Interview prompts you should be ready for

  1. "Why isn't stripping the user_id column enough to anonymize a behavior log?" (Linkage. The behavioral fingerprint — a few rated films, a few check-ins — is itself near-unique; an attacker joins an auxiliary dataset against it and re-identifies. Netflix Prize is the canonical case. The information that's useful for recommendation is the information that re-identifies.)
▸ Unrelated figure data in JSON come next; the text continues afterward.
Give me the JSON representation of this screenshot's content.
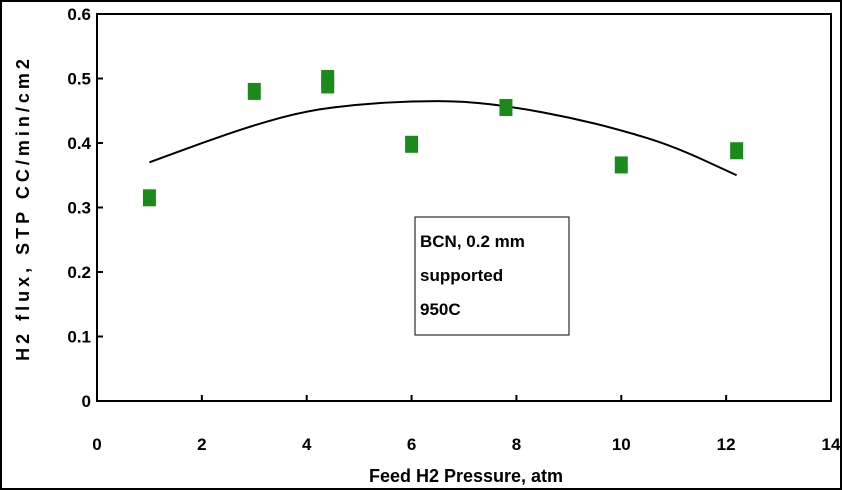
{
  "chart_data": {
    "type": "scatter",
    "xlabel": "Feed H2 Pressure, atm",
    "ylabel": "H2 flux, STP CC/min/cm2",
    "xlim": [
      0,
      14
    ],
    "ylim": [
      0,
      0.6
    ],
    "x_ticks": [
      "0",
      "2",
      "4",
      "6",
      "8",
      "10",
      "12",
      "14"
    ],
    "y_ticks": [
      "0",
      "0.1",
      "0.2",
      "0.3",
      "0.4",
      "0.5",
      "0.6"
    ],
    "grid": false,
    "series": [
      {
        "marker_color": "#1a8a1a",
        "marker": "square",
        "points": [
          {
            "x": 1.0,
            "y": 0.315
          },
          {
            "x": 3.0,
            "y": 0.48
          },
          {
            "x": 4.4,
            "y": 0.49
          },
          {
            "x": 4.4,
            "y": 0.5
          },
          {
            "x": 6.0,
            "y": 0.398
          },
          {
            "x": 7.8,
            "y": 0.455
          },
          {
            "x": 10.0,
            "y": 0.366
          },
          {
            "x": 12.2,
            "y": 0.388
          }
        ]
      }
    ],
    "trendline": {
      "color": "#000000",
      "points": [
        {
          "x": 1.0,
          "y": 0.37
        },
        {
          "x": 2.0,
          "y": 0.4
        },
        {
          "x": 3.0,
          "y": 0.428
        },
        {
          "x": 4.0,
          "y": 0.45
        },
        {
          "x": 5.0,
          "y": 0.46
        },
        {
          "x": 6.0,
          "y": 0.465
        },
        {
          "x": 7.0,
          "y": 0.465
        },
        {
          "x": 8.0,
          "y": 0.455
        },
        {
          "x": 9.0,
          "y": 0.44
        },
        {
          "x": 10.0,
          "y": 0.42
        },
        {
          "x": 11.0,
          "y": 0.395
        },
        {
          "x": 12.2,
          "y": 0.35
        }
      ]
    },
    "annotation": {
      "lines": [
        "BCN, 0.2 mm",
        "supported",
        "950C"
      ]
    }
  }
}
  2. "State the ε-DP definition and explain what ε means." (Pr[M(D)∈S] ≤ e^ε·Pr[M(D′)∈S] over neighboring D, D′ differing in one person. ε bounds the multiplicative change in any outcome's probability when one person joins/leaves; small ε = strong privacy = the result barely depends on you. (ε,δ) lets it fail with prob δ, enabling Gaussian noise.)
  3. "How do you actually make a query DP, and how is the noise scaled?" (Add noise calibrated to sensitivity Δf — the worst-case change from one person. Laplace with scale Δf/ε for pure ε-DP; Gaussian with σ = Δf√(2ln(1.25/δ))/ε for (ε,δ)-DP. For a count, Δf = 1. Noise ∝ Δf/ε is the whole tradeoff.)
  4. "Walk me through DP-SGD." (Per-example gradient clipping to norm C caps sensitivity at C; add Gaussian noise 𝒩(0,σ²C²) to the averaged gradient; track cumulative (ε,δ) with a moments / Rényi accountant across steps; subsampling amplifies privacy. The model becomes unable to memorize any single user.)
  5. "Why is DP cheap for a global CTR but expensive for long-tail personalization?" (Relative error ≈ b/value = (Δf/ε)/value. On a count of 10⁶ the noise is negligible; on a per-user or niche-segment quantity the same noise dominates. DP shines on big aggregates and crushes sparse signals — protect the head, find structural protections for the tail.)
  6. "Federated learning keeps raw data on-device — is that enough for privacy?" (No. Uploaded gradients leak via membership-inference and gradient-inversion. You still need clipping + DP noise on the updates and SecAgg so the server sees only the aggregate. Federation reduces the attack surface; DP bounds the residual leakage. They compose.)
  7. "A user invokes the right to be forgotten. Deleting their row isn't enough — why, and what do you do?" (Their data is baked into the weights; membership-inference can still betray them. Options: full retrain (perfect, costly), SISA sharded retraining (bounded cost), influence-based subtraction (fast, hard to prove), or training with small ε so there was little to forget. Design for it up front.)
  8. "Your model never exposes the training logs, yet an attacker reconstructs a user's watch history. How?" (Sequence-inference attack: the recommendation list is a low-entropy function of the history, so observing the served top-K reverse-infers what produced it — no log access needed. A near-one-hot, over-confident list is uniquely explained by one history (high ASR); the defense flattens the served distribution via a max-entropy regularizer / output-perturbation (exponential mechanism on top-K) and a forgetting window, then validates by measuring attack-success-rate. Distinguish from membership inference, which only answers the yes/no "was this user in training?".)
  9. "Put real numbers on the cost of DP and crypto in a recsys serving stack." (DP-SGD: AUC down ~3–5% at useful ε — ε=0.1 ≈ 2%, recoverable to ~0.5% with feature compensation — and +20–40% training wall-clock from per-example clipping + noise. Crypto path: 50ms → 200ms latency, keep GPU HE inference < 50ms; HE itself is ~1000× ciphertext blow-up / ~100× compute, so only additive-HE for the secure-aggregation sum is viable, not FHE training. And ε is a running ledger: ε_daily≈0.1 capped to ε_total<1.0/month via a Rényi-DP accountant (sub-linear, not linear k — the √k win is asymptotic, real at DP-SGD's thousands of steps) — exceed it and you stop releasing.)
Takeaway
k-anonymity protects a table; DP protects a person — only the latter survives an attacker with side information. The one number is ε: small ε = strong privacy = big noise = worse model, and it composes (adds up) across every query and training step, so it is a finite budget you spend down. Architecture (minimize, on-device, federate) shrinks what you must protect; regulation (consent, erasure → unlearning) forces you to be able to take it back. The deliverable is always a chosen point on the privacy–utility curve — ε on one axis, your business metric on the other.